Another training: “Difficult” patients

More than half of my work as a gastroenterologist at Children’s involves critical skills I never learned in medical school, residency or even fellowship. I enjoy using these skills and have been lucky to have some gifted mentors. But having these skills shouldn’t be dependent upon luck.

I am talking about bedside manner generally, but more particularly, about communication in the context of strong emotions. It is true that knowing the causes of painless rectal bleeding in a toddler, or how to optimally perform a rectal suction biopsy in an infant, are both essential components of my doctoring as a gastroenterologist. I learned both from my colleagues as a GI fellow.

But other bedside capacities are equally weighty: knowing what to do when a parent is sobbing or yelling; how to reassure without discounting the seriousness of a situation; how to respectfully disagree with a patient or parent; or how to move forward when patients and parents are tuning out your words.

When clinicians don’t employ, or lack proficiency in, “relational” skills, the highly emotional patient or parent becomes Difficult. I suspect The Difficult stay in hospital longer, receive excessive treatments and undergo unnecessary testing; I know they dampen medical team spirit or, worse, create damaging conflicts between and among physicians and staff. In either case, patient outcomes suffer.

Major efforts are underway to improve proficiency in relational medicine. Yet for many of us, medical school and post-graduate training have already reinforced a discomfort with and lack of awareness of negative emotions – of patients, parents and even our own. Gaining adequate proficiency in relational skills may be surprisingly effortful, uncomfortable and even unmanageable.

Medical schools and residency programs have recently boosted their focus on “Professionalism”; role models abound for young physicians and physicians-in-training to witness relational medicine in action. But these efforts can’t just be episodic: without rigorous, regular use of these skills, the default setting gets the upper hand: assumptions of failure or mistake when negative emotions exist in our interactions with patients or colleagues.

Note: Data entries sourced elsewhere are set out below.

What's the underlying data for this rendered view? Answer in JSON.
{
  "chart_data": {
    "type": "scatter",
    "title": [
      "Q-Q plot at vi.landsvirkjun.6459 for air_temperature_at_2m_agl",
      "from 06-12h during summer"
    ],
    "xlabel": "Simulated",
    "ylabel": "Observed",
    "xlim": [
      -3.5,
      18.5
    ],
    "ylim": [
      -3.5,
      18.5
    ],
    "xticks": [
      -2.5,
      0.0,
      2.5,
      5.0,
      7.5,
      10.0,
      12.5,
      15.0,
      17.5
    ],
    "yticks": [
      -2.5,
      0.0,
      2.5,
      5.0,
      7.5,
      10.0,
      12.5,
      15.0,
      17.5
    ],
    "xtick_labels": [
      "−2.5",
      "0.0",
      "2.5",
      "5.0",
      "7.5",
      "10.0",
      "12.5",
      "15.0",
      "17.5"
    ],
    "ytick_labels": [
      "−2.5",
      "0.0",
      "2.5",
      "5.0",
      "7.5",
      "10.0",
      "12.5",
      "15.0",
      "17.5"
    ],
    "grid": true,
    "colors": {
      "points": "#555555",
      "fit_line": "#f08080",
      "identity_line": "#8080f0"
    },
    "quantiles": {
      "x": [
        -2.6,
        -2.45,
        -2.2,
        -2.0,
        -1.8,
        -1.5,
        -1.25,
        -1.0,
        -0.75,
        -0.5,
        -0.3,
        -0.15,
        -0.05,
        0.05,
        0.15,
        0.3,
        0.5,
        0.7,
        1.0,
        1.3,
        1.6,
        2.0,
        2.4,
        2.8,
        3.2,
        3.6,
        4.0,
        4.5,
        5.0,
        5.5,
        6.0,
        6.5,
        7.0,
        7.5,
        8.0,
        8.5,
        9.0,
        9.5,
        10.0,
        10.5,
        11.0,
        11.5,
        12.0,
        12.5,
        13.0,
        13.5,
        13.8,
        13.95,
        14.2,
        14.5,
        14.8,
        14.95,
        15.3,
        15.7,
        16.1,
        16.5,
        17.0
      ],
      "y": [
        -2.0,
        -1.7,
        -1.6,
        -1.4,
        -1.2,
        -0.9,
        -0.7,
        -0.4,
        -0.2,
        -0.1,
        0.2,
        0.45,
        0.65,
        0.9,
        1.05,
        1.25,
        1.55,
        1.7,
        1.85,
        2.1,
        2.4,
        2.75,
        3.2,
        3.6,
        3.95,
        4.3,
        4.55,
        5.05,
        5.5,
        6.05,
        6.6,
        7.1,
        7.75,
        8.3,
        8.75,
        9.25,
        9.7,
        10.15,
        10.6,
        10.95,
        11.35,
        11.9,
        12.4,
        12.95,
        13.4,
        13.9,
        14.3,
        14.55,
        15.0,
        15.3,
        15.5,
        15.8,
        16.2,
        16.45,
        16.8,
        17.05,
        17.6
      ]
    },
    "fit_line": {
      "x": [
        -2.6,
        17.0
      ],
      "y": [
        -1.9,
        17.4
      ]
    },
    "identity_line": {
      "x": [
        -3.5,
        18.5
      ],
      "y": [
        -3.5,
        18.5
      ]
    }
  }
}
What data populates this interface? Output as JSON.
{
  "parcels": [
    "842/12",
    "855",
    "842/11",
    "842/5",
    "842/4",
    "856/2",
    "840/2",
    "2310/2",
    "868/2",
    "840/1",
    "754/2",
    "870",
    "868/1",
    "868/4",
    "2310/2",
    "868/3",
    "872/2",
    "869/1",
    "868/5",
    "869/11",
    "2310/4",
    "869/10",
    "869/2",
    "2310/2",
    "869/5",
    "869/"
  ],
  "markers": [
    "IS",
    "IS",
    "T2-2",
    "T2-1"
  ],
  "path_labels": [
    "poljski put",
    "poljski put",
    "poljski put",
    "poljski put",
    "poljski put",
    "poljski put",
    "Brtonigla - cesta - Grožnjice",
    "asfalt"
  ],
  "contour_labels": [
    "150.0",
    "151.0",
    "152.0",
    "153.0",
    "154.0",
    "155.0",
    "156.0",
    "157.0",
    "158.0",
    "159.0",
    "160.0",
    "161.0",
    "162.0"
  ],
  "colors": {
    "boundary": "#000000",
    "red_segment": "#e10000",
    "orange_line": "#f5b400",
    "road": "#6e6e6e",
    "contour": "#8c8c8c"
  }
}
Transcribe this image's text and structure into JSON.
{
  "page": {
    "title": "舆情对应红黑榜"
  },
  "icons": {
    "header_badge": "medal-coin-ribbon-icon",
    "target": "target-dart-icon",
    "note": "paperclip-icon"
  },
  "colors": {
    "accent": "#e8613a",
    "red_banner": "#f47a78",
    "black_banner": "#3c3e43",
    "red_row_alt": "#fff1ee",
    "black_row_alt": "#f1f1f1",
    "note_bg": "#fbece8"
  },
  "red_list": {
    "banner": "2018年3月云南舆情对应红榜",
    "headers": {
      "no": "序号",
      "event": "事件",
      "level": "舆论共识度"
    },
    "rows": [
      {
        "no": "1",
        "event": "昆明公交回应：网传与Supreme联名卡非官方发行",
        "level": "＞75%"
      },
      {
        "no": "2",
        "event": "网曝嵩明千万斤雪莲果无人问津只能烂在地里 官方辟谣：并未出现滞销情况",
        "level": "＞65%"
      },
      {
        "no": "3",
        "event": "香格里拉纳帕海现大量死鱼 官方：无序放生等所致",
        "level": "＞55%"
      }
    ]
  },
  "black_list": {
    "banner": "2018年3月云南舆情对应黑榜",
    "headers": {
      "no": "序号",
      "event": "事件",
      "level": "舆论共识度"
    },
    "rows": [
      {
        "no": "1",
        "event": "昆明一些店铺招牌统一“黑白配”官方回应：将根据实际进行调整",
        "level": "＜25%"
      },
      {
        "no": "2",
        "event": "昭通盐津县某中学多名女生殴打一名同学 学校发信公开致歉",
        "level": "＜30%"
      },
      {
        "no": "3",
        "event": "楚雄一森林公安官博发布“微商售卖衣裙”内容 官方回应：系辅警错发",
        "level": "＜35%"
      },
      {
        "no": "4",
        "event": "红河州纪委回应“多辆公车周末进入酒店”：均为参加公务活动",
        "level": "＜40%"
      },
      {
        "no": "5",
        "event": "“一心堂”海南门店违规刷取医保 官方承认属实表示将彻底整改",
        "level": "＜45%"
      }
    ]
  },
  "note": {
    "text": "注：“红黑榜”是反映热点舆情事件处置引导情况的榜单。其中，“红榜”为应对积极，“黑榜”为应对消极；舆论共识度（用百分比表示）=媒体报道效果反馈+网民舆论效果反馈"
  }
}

We can’t all be social workers or psychologists, but we need to be able to think and act like them sometimes. Finding a creative path forward might not just ease “compassion fatigue.” It might also propel forward the hospital’s goals of improving efficiency, decreasing errors and optimizing patient satisfaction.

So, how can we teach relational skills without being uncomfortably saccharine or irrelevant? A practical innovation would include piloting a rigorous educational program to train experts in leading team meetings.

Team meetings for hospitalized patients offer a discrete, recurring venue for practicing relational skills where they really matter. They are typically multidisciplinary gatherings involving physicians, nursing, social work, discharge planners and patients/families, whose purpose is to review medical progress in detail, sort through treatment options more thoughtfully, clarify confusing aspects of care and address relational difficulties.

Outside of the ICU, there are few resources to help physicians learn how to conduct these meetings. Addressing relational tensions must be a critical focus in the meetings, and in training the leaders — as important as any other organ system in distress.

Relational medicine ought to be as important as pharmacology, and taught with the same rigor. Enhancing the inpatient team meeting, though just a small innovation, will move us closer to experiencing The Difficult as presenting little difficulty at all, but instead, an opportunity to practice good medicine.